The reason markets are taking this seriously is that Hormuz is a major artery not only for oil but also for agricultural inputs. Reuters reported that the strait is the conduit for about one-third of global fertilizer trade and 20% of the world’s export fuels. The Fertilizer Institute said nearly 50% of global urea exports originate from countries west of the Strait and transit through that waterway, while other reporting citing International Fertilizer Association data said five Gulf producers accounted for 34% of global urea trade and 23% of global ammonia trade in 2024. That means even countries that do not buy directly from Iran or the Gulf can still face higher prices through global benchmark repricing and freight disruption.

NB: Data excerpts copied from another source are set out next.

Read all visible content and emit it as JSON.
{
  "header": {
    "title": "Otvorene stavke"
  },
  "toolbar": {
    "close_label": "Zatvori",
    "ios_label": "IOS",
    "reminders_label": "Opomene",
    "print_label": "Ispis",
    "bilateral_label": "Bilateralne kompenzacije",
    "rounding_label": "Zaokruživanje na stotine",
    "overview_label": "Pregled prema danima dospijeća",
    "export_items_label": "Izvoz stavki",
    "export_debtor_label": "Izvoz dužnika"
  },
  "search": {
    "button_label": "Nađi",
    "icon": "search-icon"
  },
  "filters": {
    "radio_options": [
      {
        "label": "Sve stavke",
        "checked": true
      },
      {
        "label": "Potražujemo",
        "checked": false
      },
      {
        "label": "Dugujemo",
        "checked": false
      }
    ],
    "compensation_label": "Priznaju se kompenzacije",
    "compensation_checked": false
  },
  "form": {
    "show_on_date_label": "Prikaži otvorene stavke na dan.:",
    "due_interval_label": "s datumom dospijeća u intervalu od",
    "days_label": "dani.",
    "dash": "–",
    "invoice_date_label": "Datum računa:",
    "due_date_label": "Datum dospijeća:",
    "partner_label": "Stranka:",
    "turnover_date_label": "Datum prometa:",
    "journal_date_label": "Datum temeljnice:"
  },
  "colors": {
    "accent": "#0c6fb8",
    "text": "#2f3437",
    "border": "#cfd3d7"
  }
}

The price response has already been severe in some markets. Reuters reported that fertilizer prices at the New Orleans import hub jumped from $516 per metric ton to as much as $683 within days of the war’s outbreak. The Financial Times separately reported that Gulf disruption had pushed sulfur prices in China up 15% and that urea prices had surged 45%, underscoring that the problem is spreading through multiple feedstocks rather than remaining isolated to one product. Because sulfur is widely used in fertilizer production and the Gulf accounts for 45% of global sulfur exports, this compounds the risk that a shipping shock becomes a broader agricultural-cost shock.

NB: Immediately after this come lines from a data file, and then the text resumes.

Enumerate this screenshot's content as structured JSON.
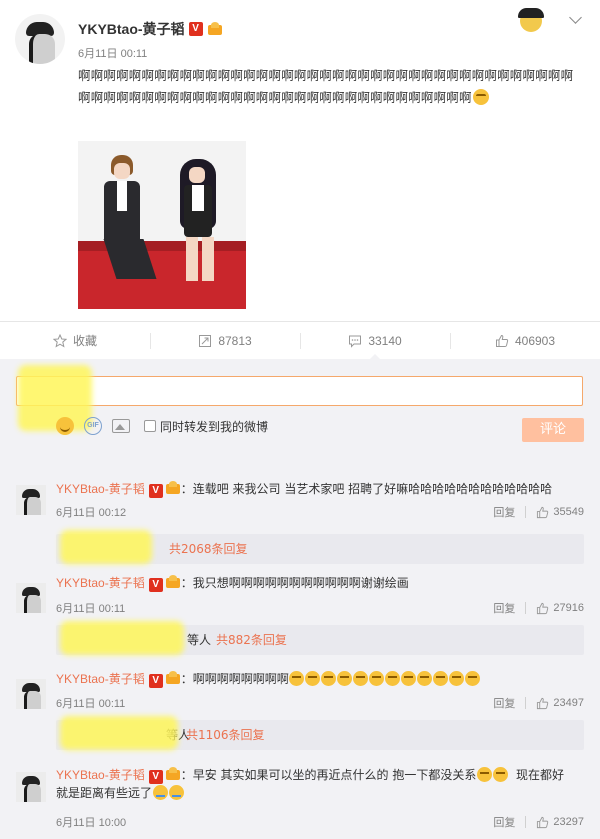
{
  "post": {
    "author": "YKYBtao-黄子韬",
    "verified_badge": "V",
    "time": "6月11日 00:11",
    "text": "啊啊啊啊啊啊啊啊啊啊啊啊啊啊啊啊啊啊啊啊啊啊啊啊啊啊啊啊啊啊啊啊啊啊啊啊啊啊啊啊啊啊啊啊啊啊啊啊啊啊啊啊啊啊啊啊啊啊啊啊啊啊啊啊啊啊啊啊啊啊"
  },
  "actions": {
    "favorite": "收藏",
    "repost_count": "87813",
    "comment_count": "33140",
    "like_count": "406903"
  },
  "composer": {
    "share_label": "同时转发到我的微博",
    "submit_label": "评论"
  },
  "comments": [
    {
      "user": "YKYBtao-黄子韬",
      "text": "：连载吧 来我公司 当艺术家吧 招聘了好嘛哈哈哈哈哈哈哈哈哈哈哈哈",
      "time": "6月11日 00:12",
      "reply_label": "回复",
      "likes": "35549",
      "replies_suffix": "共2068条回复"
    },
    {
      "user": "YKYBtao-黄子韬",
      "text": "：我只想啊啊啊啊啊啊啊啊啊啊啊谢谢绘画",
      "time": "6月11日 00:11",
      "reply_label": "回复",
      "likes": "27916",
      "replies_prefix": "等人",
      "replies_suffix": "共882条回复"
    },
    {
      "user": "YKYBtao-黄子韬",
      "text": "：啊啊啊啊啊啊啊啊",
      "time": "6月11日 00:11",
      "reply_label": "回复",
      "likes": "23497",
      "replies_prefix": "等人",
      "replies_suffix": "共1106条回复"
    },
    {
      "user": "YKYBtao-黄子韬",
      "text": "：早安  其实如果可以坐的再近点什么的 抱一下都没关系",
      "text2": "现在都好",
      "text3": "就是距离有些远了",
      "time": "6月11日 10:00",
      "reply_label": "回复",
      "likes": "23297"
    }
  ]
}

What turns higher fertilizer prices into a finance story is timing. Reuters said farmers from France to Canada were already facing weak crop economics because of a global grains glut, and analysts warned that the current disruption could not have come at a worse moment because spring planting decisions are being made now. Former USDA chief economist Seth Meyer told Reuters that growers may alter crop choices and fertilizer application rates in response to the price spike, which raises the risk of lower yields or reduced acreage later in the season. That is how today’s supply-chain disruption can become tomorrow’s food-inflation print.

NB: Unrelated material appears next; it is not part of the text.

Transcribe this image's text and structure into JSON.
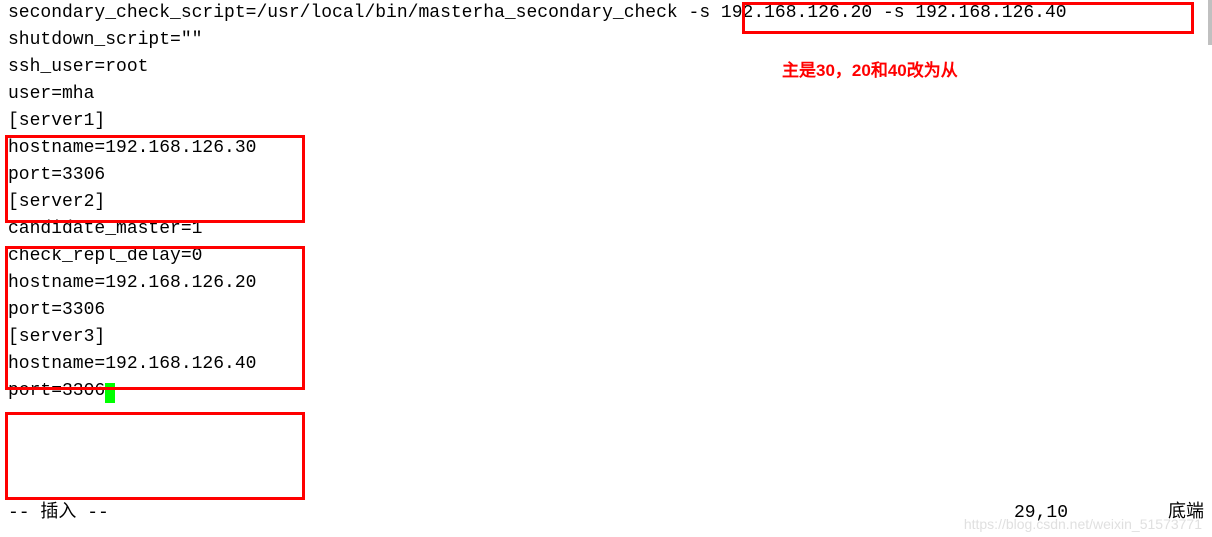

The spillovers are global rather than regional. Reuters reported that Brazil, which covered 100% of its urea needs with imports in 2025, saw 41% of those imports pass through Hormuz, while the Middle East supplies roughly 40% of global urea trade. Business coverage has also warned that nearly half of global urea and sulfur flows move through the chokepoint, making poorer food-importing economies especially vulnerable if the disruption lasts. The practical implication for investors and policymakers is that the Iran shock may yet prove more durable in supermarket inflation than in gasoline prices, because crop-input shortages transmit more slowly but can linger well after the initial oil spike fades.